Using B-series for your Dev VM in Azure


Earlier this week I tweeted my excitement of using an Azure B-series machine for my Dev VM in Azure. And Jan was curious to know what type I used…

Which got a response from Sven that I would probably blog on it…



Why have a dev machine in Azure?!?

Let’s start off with the first basic question… Why have a dev machine in Azure?!?

  • Offload my development resources onto a dedicated machine would free up resources on my devices.
  • One development experience when moving devices (laptop, laptop, workstation, surface, … whatever).
  • Being able to pick up my work from basically anywhere. And just leaving it open when I roam…
  • Not having many services myself is a great plus. Like having an easy backup of my system.
  • … and probably a lot more …


Development Setup

What is on the machine? In essence I started from the Visual Studio (Enterprise) 2017 (on Windows Server 2016) image.


Afterwards I added some additional stuff like ;

  • Additional browsers for testing ; Firefox & Chrome
  • The Azure SDK
  • Nodejs & NPM
  • Office

Just like you would on your own workstation.


What about security?

I access my device via RDP (via Internet). Though do be aware… this is far from the most secure manner! So in an Enterprise setting, do use a secure link.

Next to that, also know that “Just in time VM access” (part of Security Center) is a great capability that will allow you to only open up the RDP port when you need it!



What machine are you using?

Currently I’m using a B2MS machine. This is a machine with 2 cores & 8GB of RAM, from the B(urstable)-series.
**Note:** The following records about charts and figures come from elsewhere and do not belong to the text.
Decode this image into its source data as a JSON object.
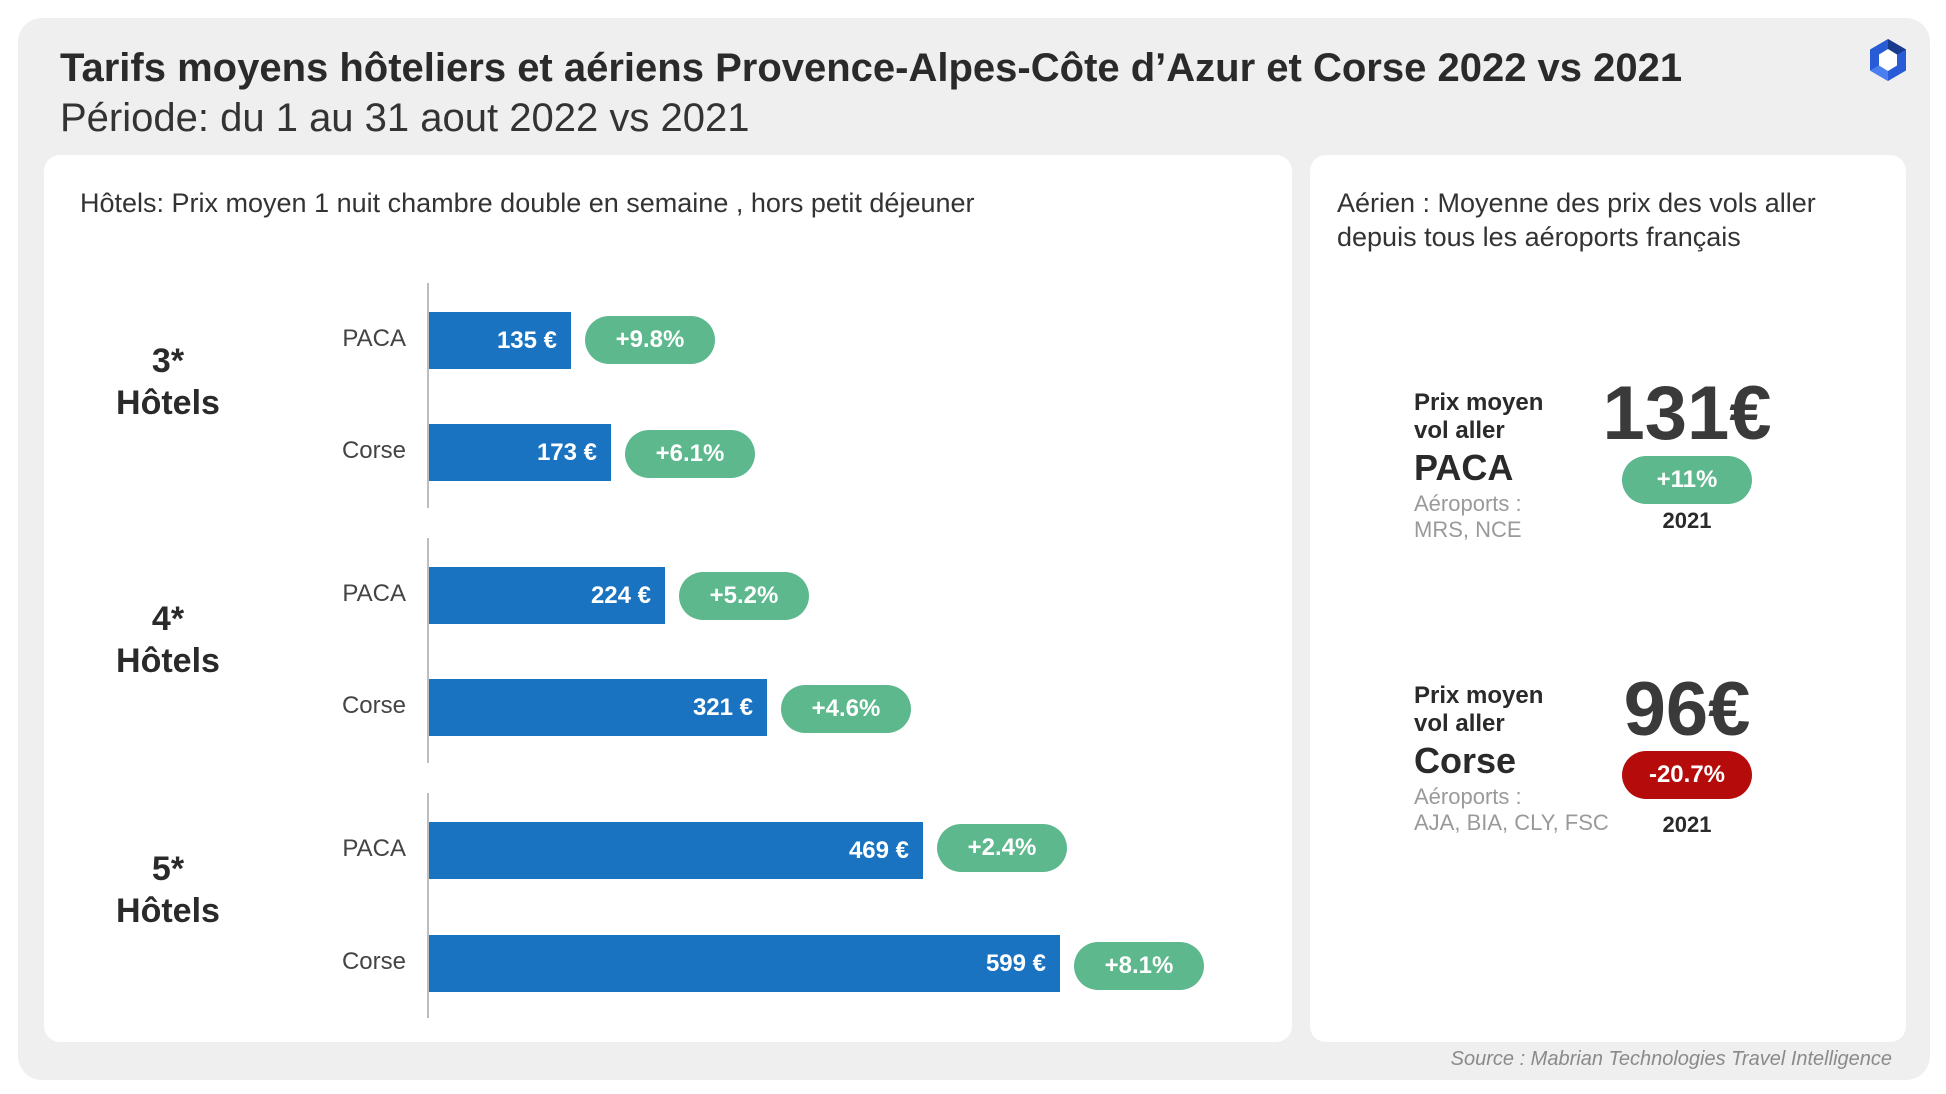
{
  "header": {
    "title": "Tarifs moyens hôteliers et aériens Provence-Alpes-Côte d’Azur et Corse 2022 vs 2021",
    "subtitle": "Période: du 1 au 31 aout 2022 vs 2021"
  },
  "icons": {
    "logo": "hexagon-logo-icon"
  },
  "colors": {
    "bar": "#1a73c1",
    "pill_positive": "#5db88e",
    "pill_negative": "#b50b0b"
  },
  "hotels": {
    "heading": "Hôtels: Prix moyen 1 nuit chambre double en semaine , hors petit déjeuner"
  },
  "chart_data": {
    "type": "bar",
    "orientation": "horizontal",
    "title": "Hôtels: Prix moyen 1 nuit chambre double en semaine , hors petit déjeuner",
    "xlabel": "",
    "ylabel": "",
    "groups": [
      {
        "label_line1": "3*",
        "label_line2": "Hôtels",
        "rows": [
          {
            "label": "PACA",
            "value": 135,
            "value_label": "135 €",
            "change": "+9.8%"
          },
          {
            "label": "Corse",
            "value": 173,
            "value_label": "173 €",
            "change": "+6.1%"
          }
        ]
      },
      {
        "label_line1": "4*",
        "label_line2": "Hôtels",
        "rows": [
          {
            "label": "PACA",
            "value": 224,
            "value_label": "224 €",
            "change": "+5.2%"
          },
          {
            "label": "Corse",
            "value": 321,
            "value_label": "321 €",
            "change": "+4.6%"
          }
        ]
      },
      {
        "label_line1": "5*",
        "label_line2": "Hôtels",
        "rows": [
          {
            "label": "PACA",
            "value": 469,
            "value_label": "469 €",
            "change": "+2.4%"
          },
          {
            "label": "Corse",
            "value": 599,
            "value_label": "599 €",
            "change": "+8.1%"
          }
        ]
      }
    ]
  },
  "flights": {
    "heading": "Aérien : Moyenne des prix des vols aller depuis tous les aéroports français",
    "items": [
      {
        "title_line1": "Prix moyen",
        "title_line2": "vol aller",
        "city": "PACA",
        "airports_line1": "Aéroports :",
        "airports_line2": "MRS, NCE",
        "price": "131€",
        "change": "+11%",
        "change_sign": "positive",
        "year": "2021"
      },
      {
        "title_line1": "Prix moyen",
        "title_line2": "vol aller",
        "city": "Corse",
        "airports_line1": "Aéroports :",
        "airports_line2": "AJA, BIA, CLY, FSC",
        "price": "96€",
        "change": "-20.7%",
        "change_sign": "negative",
        "year": "2021"
      }
    ]
  },
  "footer": {
    "source": "Source : Mabrian Technologies Travel Intelligence"
  }
}
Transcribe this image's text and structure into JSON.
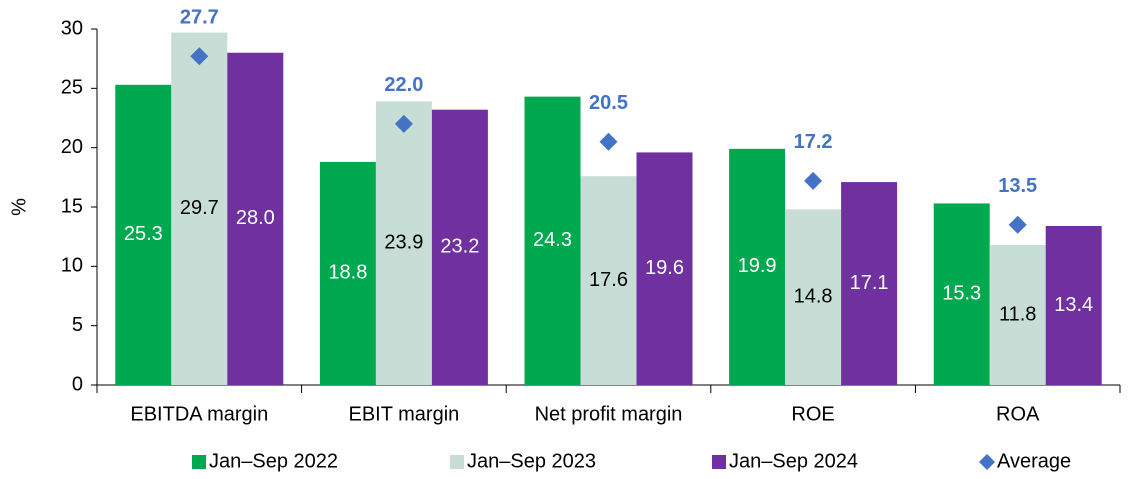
{
  "chart_data": {
    "type": "bar",
    "y_label": "%",
    "categories": [
      "EBITDA margin",
      "EBIT margin",
      "Net profit margin",
      "ROE",
      "ROA"
    ],
    "series": [
      {
        "name": "Jan–Sep 2022",
        "color": "#00a94f",
        "values": [
          25.3,
          18.8,
          24.3,
          19.9,
          15.3
        ],
        "value_labels": [
          "25.3",
          "18.8",
          "24.3",
          "19.9",
          "15.3"
        ],
        "label_color": "#ffffff"
      },
      {
        "name": "Jan–Sep 2023",
        "color": "#c6ded5",
        "values": [
          29.7,
          23.9,
          17.6,
          14.8,
          11.8
        ],
        "value_labels": [
          "29.7",
          "23.9",
          "17.6",
          "14.8",
          "11.8"
        ],
        "label_color": "#000000"
      },
      {
        "name": "Jan–Sep 2024",
        "color": "#7030a0",
        "values": [
          28.0,
          23.2,
          19.6,
          17.1,
          13.4
        ],
        "value_labels": [
          "28.0",
          "23.2",
          "19.6",
          "17.1",
          "13.4"
        ],
        "label_color": "#ffffff"
      },
      {
        "name": "Average",
        "type": "marker",
        "marker": "diamond",
        "color": "#4472c4",
        "values": [
          27.7,
          22.0,
          20.5,
          17.2,
          13.5
        ],
        "value_labels": [
          "27.7",
          "22.0",
          "20.5",
          "17.2",
          "13.5"
        ],
        "label_color": "#4472c4"
      }
    ],
    "ylim": [
      0,
      30
    ],
    "yticks": [
      0,
      5,
      10,
      15,
      20,
      25,
      30
    ],
    "grid": false,
    "legend": "bottom"
  }
}
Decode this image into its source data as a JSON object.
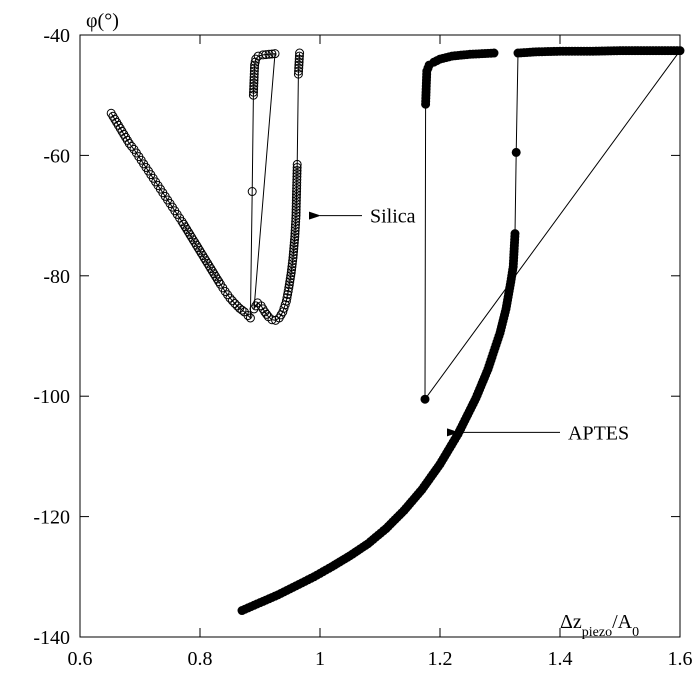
{
  "chart_data": {
    "type": "scatter",
    "xlabel": "Δz_piezo/A_0",
    "xlabel_parts": {
      "base": "Δz",
      "sub1": "piezo",
      "mid": "/A",
      "sub2": "0"
    },
    "ylabel": "φ(°)",
    "xlim": [
      0.6,
      1.6
    ],
    "ylim": [
      -140,
      -40
    ],
    "xticks": [
      0.6,
      0.8,
      1,
      1.2,
      1.4,
      1.6
    ],
    "xtick_labels": [
      "0.6",
      "0.8",
      "1",
      "1.2",
      "1.4",
      "1.6"
    ],
    "yticks": [
      -140,
      -120,
      -100,
      -80,
      -60,
      -40
    ],
    "ytick_labels": [
      "-140",
      "-120",
      "-100",
      "-80",
      "-60",
      "-40"
    ],
    "grid": false,
    "legend": "none",
    "series": [
      {
        "name": "Silica",
        "marker": "open-circle",
        "color": "#000000",
        "points": [
          [
            0.652,
            -53.0
          ],
          [
            0.658,
            -54.0
          ],
          [
            0.664,
            -55.0
          ],
          [
            0.67,
            -56.0
          ],
          [
            0.676,
            -57.0
          ],
          [
            0.682,
            -58.0
          ],
          [
            0.69,
            -59.0
          ],
          [
            0.698,
            -60.2
          ],
          [
            0.706,
            -61.4
          ],
          [
            0.714,
            -62.6
          ],
          [
            0.722,
            -63.8
          ],
          [
            0.73,
            -65.0
          ],
          [
            0.738,
            -66.2
          ],
          [
            0.746,
            -67.4
          ],
          [
            0.754,
            -68.6
          ],
          [
            0.762,
            -69.8
          ],
          [
            0.77,
            -71.0
          ],
          [
            0.778,
            -72.3
          ],
          [
            0.786,
            -73.6
          ],
          [
            0.794,
            -74.9
          ],
          [
            0.802,
            -76.2
          ],
          [
            0.81,
            -77.5
          ],
          [
            0.818,
            -78.8
          ],
          [
            0.826,
            -80.1
          ],
          [
            0.834,
            -81.4
          ],
          [
            0.842,
            -82.6
          ],
          [
            0.85,
            -83.7
          ],
          [
            0.858,
            -84.6
          ],
          [
            0.866,
            -85.4
          ],
          [
            0.874,
            -86.0
          ],
          [
            0.88,
            -86.6
          ],
          [
            0.884,
            -87.0
          ],
          [
            0.887,
            -66.0
          ],
          [
            0.889,
            -50.0
          ],
          [
            0.891,
            -45.0
          ],
          [
            0.893,
            -44.0
          ],
          [
            0.897,
            -43.5
          ],
          [
            0.905,
            -43.3
          ],
          [
            0.915,
            -43.2
          ],
          [
            0.925,
            -43.1
          ],
          [
            0.89,
            -85.5
          ],
          [
            0.896,
            -84.5
          ],
          [
            0.902,
            -85.0
          ],
          [
            0.908,
            -86.0
          ],
          [
            0.914,
            -86.8
          ],
          [
            0.92,
            -87.3
          ],
          [
            0.926,
            -87.4
          ],
          [
            0.932,
            -87.0
          ],
          [
            0.938,
            -86.0
          ],
          [
            0.944,
            -84.2
          ],
          [
            0.948,
            -82.0
          ],
          [
            0.952,
            -79.5
          ],
          [
            0.955,
            -77.0
          ],
          [
            0.958,
            -73.5
          ],
          [
            0.96,
            -70.0
          ],
          [
            0.962,
            -61.5
          ],
          [
            0.964,
            -46.5
          ],
          [
            0.966,
            -43.0
          ]
        ]
      },
      {
        "name": "APTES",
        "marker": "filled-circle",
        "color": "#000000",
        "points": [
          [
            0.87,
            -135.6
          ],
          [
            0.9,
            -134.3
          ],
          [
            0.93,
            -133.0
          ],
          [
            0.96,
            -131.5
          ],
          [
            0.99,
            -130.0
          ],
          [
            1.02,
            -128.3
          ],
          [
            1.05,
            -126.5
          ],
          [
            1.08,
            -124.5
          ],
          [
            1.11,
            -122.0
          ],
          [
            1.14,
            -119.0
          ],
          [
            1.17,
            -115.5
          ],
          [
            1.2,
            -111.3
          ],
          [
            1.23,
            -106.3
          ],
          [
            1.26,
            -100.3
          ],
          [
            1.28,
            -95.5
          ],
          [
            1.3,
            -89.5
          ],
          [
            1.31,
            -85.5
          ],
          [
            1.318,
            -81.0
          ],
          [
            1.322,
            -78.5
          ],
          [
            1.325,
            -73.0
          ],
          [
            1.327,
            -59.5
          ],
          [
            1.33,
            -43.0
          ],
          [
            1.36,
            -42.8
          ],
          [
            1.4,
            -42.7
          ],
          [
            1.45,
            -42.7
          ],
          [
            1.5,
            -42.6
          ],
          [
            1.55,
            -42.6
          ],
          [
            1.6,
            -42.6
          ],
          [
            1.175,
            -100.5
          ],
          [
            1.176,
            -51.5
          ],
          [
            1.178,
            -46.0
          ],
          [
            1.182,
            -45.0
          ],
          [
            1.19,
            -44.5
          ],
          [
            1.2,
            -44.0
          ],
          [
            1.22,
            -43.5
          ],
          [
            1.25,
            -43.2
          ],
          [
            1.29,
            -43.0
          ]
        ]
      }
    ],
    "annotations": [
      {
        "text": "Silica",
        "x": 1.0,
        "y": -70,
        "arrow_from": 1.07
      },
      {
        "text": "APTES",
        "x": 1.23,
        "y": -106,
        "arrow_from": 1.4
      }
    ]
  }
}
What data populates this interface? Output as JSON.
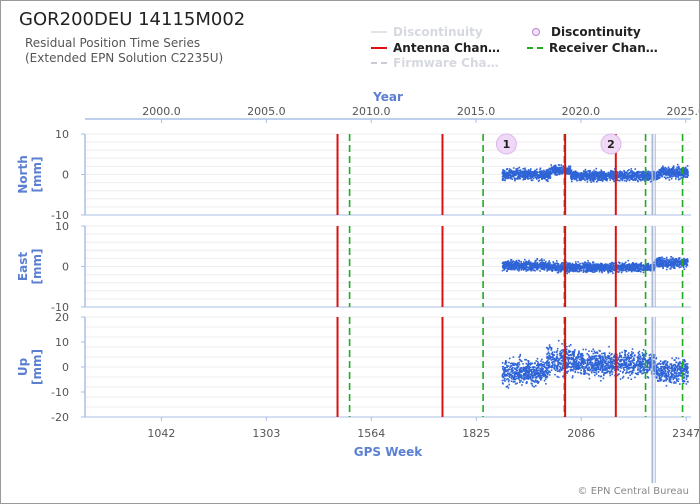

This means that I have at least 60% (30% per core) of compute power. And that when I’m above that, I’m consuming credits, where if I’m below that… I’ll be saving up credits.


What does that mean in Euros?

If you are using an MSDN subscription, Dev/Test subscription or Azure Hybrid Use Benefit. Then you can use the Linux pricing. So that’ll start you off at about 3.73€ per month (B1S in RI3Y) to 239.35 € per month (B8MS in PAYG).

In all other cases, you can use the Windows PAYG licensing, which will start at the same 3.725€ with 273.70€  for the B8MS in PAYG.

Which I find a great value for money! At the moment, I’m using a B2MS in PAYG, which sets me back about 60€ per month. If I would run it for 10h / day during the working days, then it would be reduced to about 20€ a month for a dual core 8GB machine. Given, I would be “limited” to 60% of CPU power, though in reality I don’t even need that much…


What’s that credit thing?

From the docs…

The VM accumulation and consumption rates are set such that a VM running at exactly its base performance level will have neither a net accumulation or consumption of bursting credits. A VM will have a net increase in credits whenever it is running below its base performance level and will have a net decrease in credits whenever the VM is utilizing the CPU more than its base performance level.


Nice… So what about reality? When you go to the metrics of the VM, you can see “[Host] CPU Credits Consumed” and “[Host] CPU Credits Remaining”. The consumed (light blue) shows what you are consuming, and the remaining (dark blue) shows what you’ve got “banked”.

In the above drawing I was doing some compute intensive stuff. Though in reality you’ll bar will probably look more like this… 😉



For my dev vm I’ve got some additional things configured…

Saving costs? Auto-shutdown

The 10 hours per workday would save you about two-thirds of the cost… What can do to achieve this? Set up an “Auto-shutdown” at a given hour…


Backup you said?

We all f*ck up… Some a tad quicker than others, though sometimes we just do things we shouldn’t. That’s where a backup can save your *ss.

In my case, I’ve said that a daily backup for seven days is sufficient. Where I can choose to restore the full VM or a file level recovery.


And how does that look like in reality?

Like you would expect… 😉 Where I try to keep my “state” (persistent data) as low as possible. I push my source code as much as possible. This to ensure that it’s continuously tested/build, but also that I don’t lose it by accident.

OneDrive is also loaded onto the machine. So I can easily “copy/share” files from that device too…

And next to that, it’s just the development experience that you are used too…


Closing Thoughts

My first move towards a dev machine in Azure was mainly focussed in terms of freeing resources on my main laptop. Though since I’ve switched, I cannot fathom going back! I can continue developing from anywhere/device for a great value.